Verder doet hij het op pagina 1 voorkomen alsof het nog steeds een punt van discussie is of opwarming door broeikasgassen de hoofdoorzaak is van de gemeten opwarming. Naar wat ik daarvan weet uit de semi-populaire pers is dat al lang een gepasseerd station: ja, het zijn de broeikasgassen. Los van het opinierende karakter van het stuk mis ook verwijzingen naar bronnen op heel veel plaatsen waar hij boude uitspraken doet. In stijl, inhoud en verwijzingen is dit dus geen goed verhaal, maar het ontbreekt mij aan de tijd en kennis om alles te kunnen uitzoeken.

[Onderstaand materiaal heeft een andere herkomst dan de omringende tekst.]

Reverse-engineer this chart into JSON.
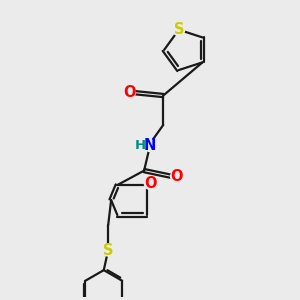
{
  "bg_color": "#ebebeb",
  "bond_color": "#1a1a1a",
  "O_color": "#ff0000",
  "N_color": "#0000ff",
  "H_color": "#008b8b",
  "S_color": "#cccc00",
  "font_size": 10.5,
  "bond_width": 1.6,
  "dbo": 0.055,
  "xlim": [
    0,
    10
  ],
  "ylim": [
    0,
    10
  ]
}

Alweer, je onderschat hoeveel jaren studie ik nodig zou hebben om me in te werken in het vakgebied. Ter illustratie daarom een waargebeurde anecdote:
Na een aantal jaren actief te zijn geweest op het gebied van de generatie, waarneming en toepassing van extreem korte lichtflitsen van ver-infrarood licht, opgewekt met behulp van extreem korte laserpulsen (leidend tot zo'n 80 peer-reviewed publikaties, en een status als internationale deskundige op dit terrein) besloot ik vier jaar geleden mijn werkterrein te verleggen. Ik ging onderzoek doen aan het gebruik van extreem korte laserpulsen om extreem hoogfrequente geluidsgolven op te wekken. (ik verontschuldig me voor het extreme gebruik van het woord "extreem". De fysica komt soms voorvoegsels te kort om de spectaculaire vooruitgang te kunnen beschrijven....) Extreem hoogfrequent betekent hier, tussen de 30 en 1000 GHz. Dit geluid heeft een golflengte van tientallen tot honderden nanometers en wij willen het gebruiken om afbeeldingen te maken van zaken die verborgen liggen onder oppervlakken waar je met licht niet doorheen kan kijken. Het doet sterk denken aan de ultrasoonopnames die je in een ziekenhuis kan laten maken, met dit verschil dat (a) onze frequentie vele ordegroottes hoger ligt, en (b) wij ons nog in het onderzoeksstadium bevinden.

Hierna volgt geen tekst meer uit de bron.